Taking a closer look at Clayton Homes’ zero energy i-house

I wrote about Green Bridge Farm, a sustainable community in Effingham County, in a post a few weeks ago.

Yesterday I went out again to Green Bridge Farm for the open house for Clayton Homes’ i-house, a zero energy home that utilizes a variety of sustainable technologies. It seems like kind of a no-brainer that we’ll see A LOT more homes like this in the future.

From the Clayton Homes press release for the event:

The August 12th and 13th open house will highlight the sustainable features that make the Green Bridge Farm i-house a net zero energy residence, the homeowner’s brand new Chevrolet Volt and Earth Comfort System of geothermal heating and cooling. Open house guests will also receive a tasting of the sustainable community project’s fresh produce and a tour of the farm.

Clayton’s ENERGY STAR® qualified i-house recently arrived in the Savannah area and can now be viewed, toured and purchased at Green Bridge Farm. The eco-friendly i-house launched nationally in 2009 when Warren Buffett unveiled the i-house to Berkshire-Hathaway Shareholders Meeting attendees.

While its sleek design and modern furnishings make the i-house easy on the eyes, its main attraction for home buyers are the sustainable options the home boasts, such as:

* Up to 30% reduced energy use
* Solar panels
* Rainwater collection systems
* Low-e windows
* Tankless water heaters
* Low-flow faucets
* Renewable bamboo flooring

Clayton Homes says energy costs for the i-house are less than $70 a month, but that figure drops to less than one dollar per day when the optional solar panel system is installed. By utilizing all available energy-saving features and Earth Comfort System’s geothermal HVAC system, the Green Farms i-house will have no electric bill.

There’s lots more about the i-house here at Clayton Homes.

I could totally live in a house of this design and construction. There are a variety of sizes and configurations possible — and expect Clayton and other companies to expand their offerings dramatically in the years ahead.

A few shots:

A photo I took a few weeks ago of the i-house exterior. "It looks like a trailer," people say, and it obviously has that sort of shape since it's essentially mobile.

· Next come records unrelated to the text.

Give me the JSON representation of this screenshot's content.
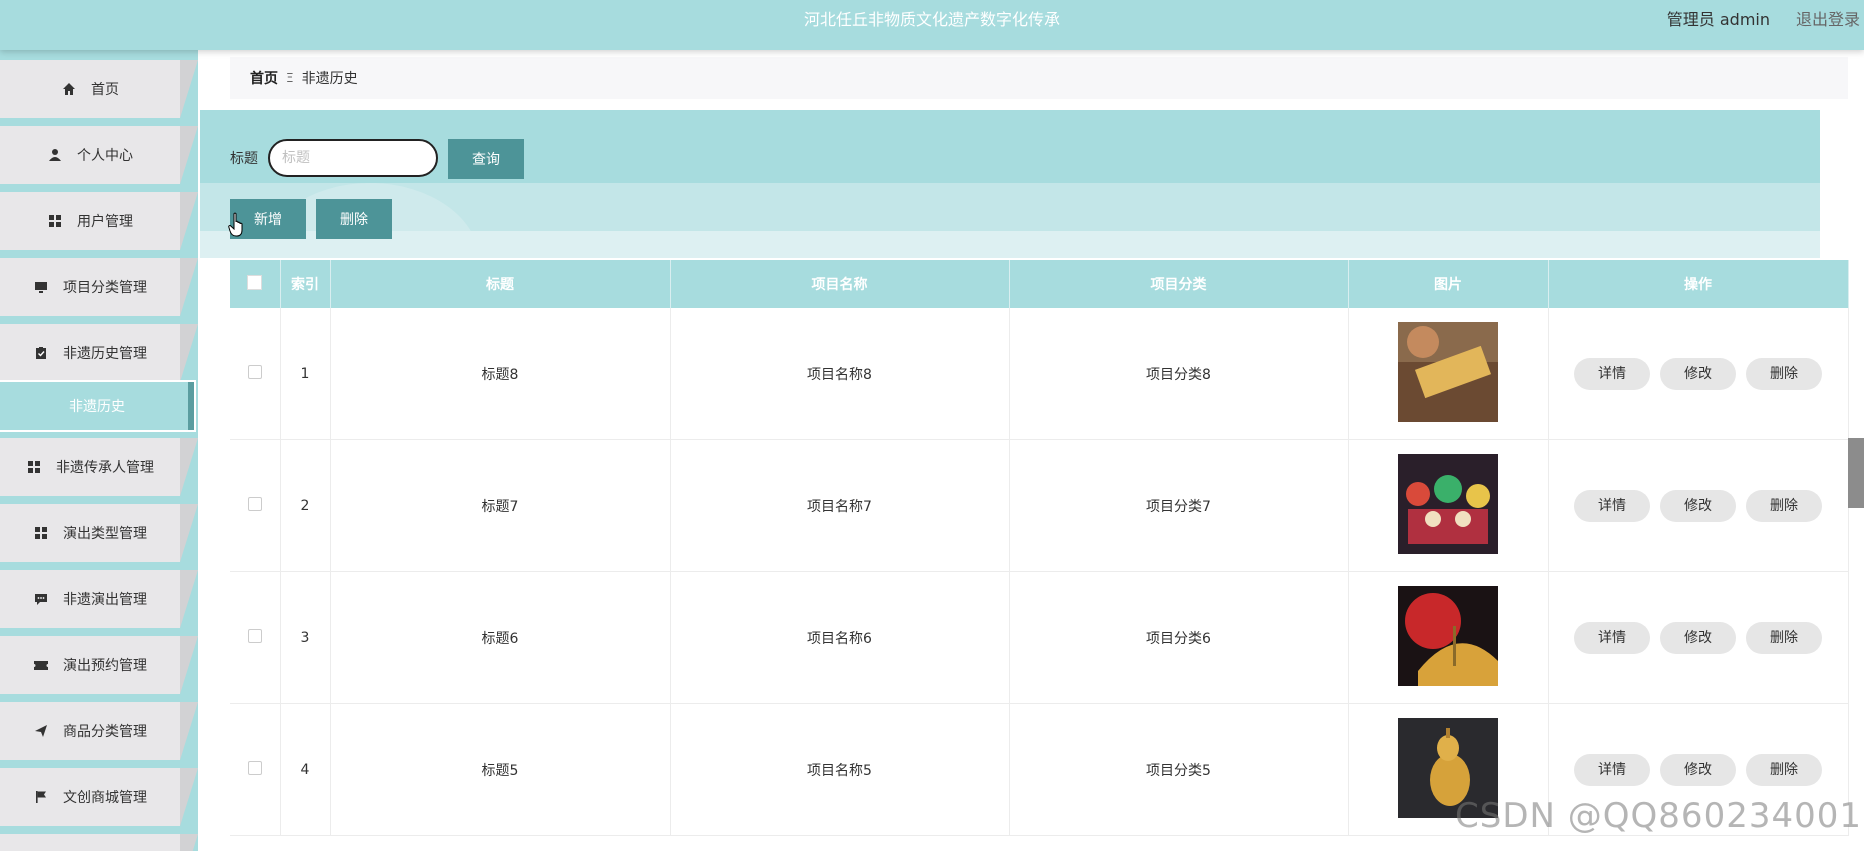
{
  "header": {
    "title": "河北任丘非物质文化遗产数字化传承",
    "user": "管理员 admin",
    "logout": "退出登录"
  },
  "sidebar": {
    "items": [
      {
        "label": "首页",
        "icon": "home-icon"
      },
      {
        "label": "个人中心",
        "icon": "user-icon"
      },
      {
        "label": "用户管理",
        "icon": "grid-icon"
      },
      {
        "label": "项目分类管理",
        "icon": "monitor-icon"
      },
      {
        "label": "非遗历史管理",
        "icon": "clipboard-icon"
      },
      {
        "label": "非遗传承人管理",
        "icon": "grid-icon"
      },
      {
        "label": "演出类型管理",
        "icon": "grid-icon"
      },
      {
        "label": "非遗演出管理",
        "icon": "chat-icon"
      },
      {
        "label": "演出预约管理",
        "icon": "ticket-icon"
      },
      {
        "label": "商品分类管理",
        "icon": "send-icon"
      },
      {
        "label": "文创商城管理",
        "icon": "flag-icon"
      }
    ],
    "active_sub": "非遗历史"
  },
  "breadcrumb": {
    "home": "首页",
    "separator": "Ξ",
    "current": "非遗历史"
  },
  "search": {
    "label": "标题",
    "placeholder": "标题",
    "query_button": "查询"
  },
  "actions": {
    "add": "新增",
    "delete": "删除"
  },
  "table": {
    "headers": [
      "索引",
      "标题",
      "项目名称",
      "项目分类",
      "图片",
      "操作"
    ],
    "rows": [
      {
        "index": "1",
        "title": "标题8",
        "name": "项目名称8",
        "category": "项目分类8"
      },
      {
        "index": "2",
        "title": "标题7",
        "name": "项目名称7",
        "category": "项目分类7"
      },
      {
        "index": "3",
        "title": "标题6",
        "name": "项目名称6",
        "category": "项目分类6"
      },
      {
        "index": "4",
        "title": "标题5",
        "name": "项目名称5",
        "category": "项目分类5"
      }
    ],
    "row_actions": {
      "detail": "详情",
      "edit": "修改",
      "delete": "删除"
    }
  },
  "watermark": "CSDN @QQ860234001",
  "colors": {
    "accent": "#a7dcde",
    "button": "#4d9498",
    "menu_face": "#e8e7e9"
  }
}
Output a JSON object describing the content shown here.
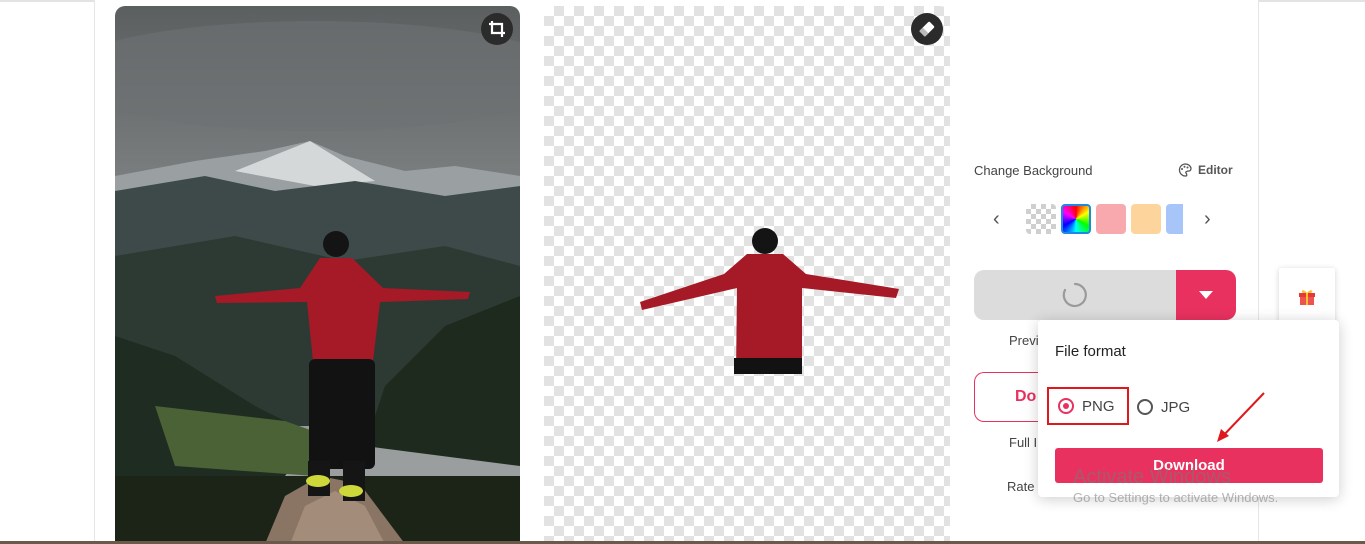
{
  "panel": {
    "change_background_label": "Change Background",
    "editor_label": "Editor",
    "prev_arrow": "‹",
    "next_arrow": "›",
    "swatches": [
      "transparent",
      "color-picker",
      "#f8a9ad",
      "#fdd59c",
      "#a7c5f9"
    ],
    "preview_label": "Previ",
    "outline_button_label": "Do",
    "full_image_label": "Full Ir",
    "rate_label": "Rate"
  },
  "popup": {
    "title": "File format",
    "options": [
      {
        "label": "PNG",
        "selected": true
      },
      {
        "label": "JPG",
        "selected": false
      }
    ],
    "download_label": "Download"
  },
  "watermark": {
    "line1": "Activate Windows",
    "line2": "Go to Settings to activate Windows."
  },
  "colors": {
    "accent": "#e8315f",
    "highlight_box": "#e0171c",
    "spinner_area": "#dcdcdc"
  },
  "icons": {
    "crop": "crop-icon",
    "eraser": "eraser-icon",
    "editor": "palette-icon",
    "dropdown": "caret-down-icon",
    "gift": "gift-icon",
    "spinner": "loading-spinner-icon"
  }
}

The main entrance, which would typically face north. Note the western wall with few windows. That's perfect for avoiding hot, late afternoon sun, but the facade is definitely not one of the home's better architectural features. I could imagine trying to do some sort of green wall there, with vines climbing a frame.

I love the little guest suite, spare bedroom, potential office, etc. It's just off the same porch as the main building. This one is set up as a bedroom, with its own full bath.

Great porch atop the cube-shaped building. It's easy here to see the butterfly roof of the main building that makes it easy to capture rainwater funneled to an underground cistern. Those are solar panels to the left side of the roof.

Here and below: a few shots in the main portion of the i-house

I like the effect created by the butterfly roof.

Part of the energy monitoring system -- it's easy to see how much energy is being used in real time.

i-house resident Charles Davis, president of the Earth Comfort Company, Inc., discusses the home's elements with a guest at the open house.

Davis' Chevy Volt being charged from a station at the i-house.